Mitsui OSK Lines (MOL) is beefing up its decarbonisation strategy through a research programme into the capture and transport of the carbon emitted by a big Japanese electricity producer.
MOL and the Kansai Electric Power Co (KEPCO) announced on Friday they signed a memorandum of understanding (MoU) to study a CO2 capture-and-storage (CCS) value chain.
The object of the study will be the seaborne transport of liquefied CO2 (LCO2) after it has been separated and captured from KEPCO’s thermal power plants.
KEPCO is a utility operating in the Kansai region, one of Japan’s largest industrial areas.
According to its website, KEPCO has an annual electricity retail sales volume of about 100 billion kWh.

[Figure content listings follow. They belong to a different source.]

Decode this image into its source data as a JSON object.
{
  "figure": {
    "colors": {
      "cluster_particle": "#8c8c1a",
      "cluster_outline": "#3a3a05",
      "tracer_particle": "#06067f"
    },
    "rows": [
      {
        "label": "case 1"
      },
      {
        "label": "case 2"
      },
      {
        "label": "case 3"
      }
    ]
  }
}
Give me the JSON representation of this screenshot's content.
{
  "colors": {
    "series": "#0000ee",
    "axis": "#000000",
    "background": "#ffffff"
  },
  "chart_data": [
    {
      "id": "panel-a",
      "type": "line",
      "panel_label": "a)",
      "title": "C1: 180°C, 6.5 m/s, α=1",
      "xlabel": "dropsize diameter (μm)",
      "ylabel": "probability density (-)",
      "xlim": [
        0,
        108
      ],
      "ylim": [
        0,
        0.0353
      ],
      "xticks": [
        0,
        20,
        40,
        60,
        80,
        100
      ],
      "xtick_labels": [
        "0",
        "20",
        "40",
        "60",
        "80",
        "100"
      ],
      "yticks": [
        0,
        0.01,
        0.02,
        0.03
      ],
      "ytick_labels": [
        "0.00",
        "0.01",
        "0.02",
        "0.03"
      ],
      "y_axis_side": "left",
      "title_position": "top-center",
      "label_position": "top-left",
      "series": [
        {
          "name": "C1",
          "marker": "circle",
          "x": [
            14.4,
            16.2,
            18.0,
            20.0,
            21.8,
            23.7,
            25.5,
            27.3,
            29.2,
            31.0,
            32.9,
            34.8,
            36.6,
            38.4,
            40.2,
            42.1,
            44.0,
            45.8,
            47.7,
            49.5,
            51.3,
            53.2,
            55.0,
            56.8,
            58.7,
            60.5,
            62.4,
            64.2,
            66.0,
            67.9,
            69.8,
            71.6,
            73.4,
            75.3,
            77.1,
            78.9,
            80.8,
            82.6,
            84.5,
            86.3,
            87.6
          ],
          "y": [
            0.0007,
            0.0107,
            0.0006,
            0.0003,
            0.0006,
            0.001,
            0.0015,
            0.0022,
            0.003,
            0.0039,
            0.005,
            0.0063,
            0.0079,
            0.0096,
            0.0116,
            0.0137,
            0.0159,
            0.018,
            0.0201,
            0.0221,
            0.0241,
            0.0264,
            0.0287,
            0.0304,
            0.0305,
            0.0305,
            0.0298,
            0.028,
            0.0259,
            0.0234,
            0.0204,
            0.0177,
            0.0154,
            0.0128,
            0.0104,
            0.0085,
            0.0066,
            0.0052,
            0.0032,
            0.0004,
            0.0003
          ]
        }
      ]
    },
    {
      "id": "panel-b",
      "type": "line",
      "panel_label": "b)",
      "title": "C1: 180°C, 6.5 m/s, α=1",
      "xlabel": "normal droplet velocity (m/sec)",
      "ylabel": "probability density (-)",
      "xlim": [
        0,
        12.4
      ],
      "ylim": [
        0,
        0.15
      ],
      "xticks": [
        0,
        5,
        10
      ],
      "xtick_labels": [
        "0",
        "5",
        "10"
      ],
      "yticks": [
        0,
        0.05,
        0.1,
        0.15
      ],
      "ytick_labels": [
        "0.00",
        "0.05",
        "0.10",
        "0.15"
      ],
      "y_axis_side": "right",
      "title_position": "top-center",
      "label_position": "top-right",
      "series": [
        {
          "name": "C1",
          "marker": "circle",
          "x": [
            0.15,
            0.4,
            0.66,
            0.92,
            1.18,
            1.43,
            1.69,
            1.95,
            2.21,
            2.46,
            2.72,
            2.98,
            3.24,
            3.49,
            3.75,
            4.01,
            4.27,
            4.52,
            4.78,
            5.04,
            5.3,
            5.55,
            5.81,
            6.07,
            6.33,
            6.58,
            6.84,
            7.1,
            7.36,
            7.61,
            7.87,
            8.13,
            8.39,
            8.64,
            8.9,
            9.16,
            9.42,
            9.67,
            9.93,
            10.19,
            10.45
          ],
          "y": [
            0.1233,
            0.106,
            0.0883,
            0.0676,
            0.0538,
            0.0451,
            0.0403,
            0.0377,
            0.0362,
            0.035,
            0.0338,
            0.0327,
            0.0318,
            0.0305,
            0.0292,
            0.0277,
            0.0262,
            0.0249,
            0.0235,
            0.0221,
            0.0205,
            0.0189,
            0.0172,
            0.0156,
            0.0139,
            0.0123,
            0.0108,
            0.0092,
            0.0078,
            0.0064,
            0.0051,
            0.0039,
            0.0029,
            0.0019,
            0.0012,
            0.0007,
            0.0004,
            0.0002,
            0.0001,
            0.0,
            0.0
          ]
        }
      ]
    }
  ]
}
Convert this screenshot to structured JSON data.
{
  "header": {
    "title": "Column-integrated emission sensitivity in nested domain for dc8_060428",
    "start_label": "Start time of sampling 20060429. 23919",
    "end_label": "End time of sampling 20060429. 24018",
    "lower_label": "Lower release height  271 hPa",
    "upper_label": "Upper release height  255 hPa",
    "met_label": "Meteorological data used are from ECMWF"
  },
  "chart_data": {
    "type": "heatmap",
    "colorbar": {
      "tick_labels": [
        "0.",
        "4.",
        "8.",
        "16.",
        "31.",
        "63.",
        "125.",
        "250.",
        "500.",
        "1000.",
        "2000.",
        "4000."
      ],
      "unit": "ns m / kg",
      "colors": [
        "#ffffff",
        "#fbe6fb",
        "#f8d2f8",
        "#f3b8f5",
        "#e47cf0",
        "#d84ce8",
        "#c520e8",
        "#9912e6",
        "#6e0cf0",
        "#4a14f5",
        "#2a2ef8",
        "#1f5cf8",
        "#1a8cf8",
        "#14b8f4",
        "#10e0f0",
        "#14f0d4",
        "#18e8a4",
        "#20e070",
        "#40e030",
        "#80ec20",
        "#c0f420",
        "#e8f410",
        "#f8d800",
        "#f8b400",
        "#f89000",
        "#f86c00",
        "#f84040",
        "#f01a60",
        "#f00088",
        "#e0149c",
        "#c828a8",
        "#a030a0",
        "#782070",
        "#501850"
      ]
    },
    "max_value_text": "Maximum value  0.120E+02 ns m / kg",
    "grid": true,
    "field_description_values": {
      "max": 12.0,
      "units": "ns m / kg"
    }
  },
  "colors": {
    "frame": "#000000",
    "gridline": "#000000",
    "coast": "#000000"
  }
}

The company generates about a quarter of this energy from nuclear power plants and another quarter from LNG. KEPCO’s next-biggest energy sources are coal (16% of the total) and general hydroelectric power (11%).
The cooperation with KEPCO is just one of several of MOL’s carbon capture-related ventures. LCO2s are an established part of the company’s plans to achieve “net-zero” carbon emissions by 2050.
In March, MOL completed a concept study for a 50,000-cbm vessel that can carry both ammonia and LCO2. The company cooperates with Japanese peer Mitsubishi Shipbuilding Co in the project.
MOL earlier teamed up with Norway’s Larvik Shipping on LCO2s and in February announced an MoU on the same subject with Malaysian state energy company Petronas.
MOL takes part in the “deepC Store Project”, which studies the development of an offshore carbon capture and storage hub in Australia.
Expensive but promising
According to market analysts, carbon capture is still expensive. Costs could fall, however, if production is scaled up, just as happened in the case of solar panels and wind turbines.
Scaling up looks feasible, considering the number of shipping players who are already investing in the technology.
One of them is Peter Livanos, who announced entering that market through EcoLog — an entity with plans for an LCO2 carrier fleet of about 60 ships and assorted terminals.
In another initiative, Norway’s Solvang teamed up with engine manufacturer Wartsila.
South Korean shipbuilder Samsung Heavy Industries has developed an onboard carbon capture system for conventionally-fuelled vessels.
Last but not least, Japan’s NYK and Norway’s Knutsen Group have set up a joint venture to ship and store liquefied LCO2 at ambient temperatures.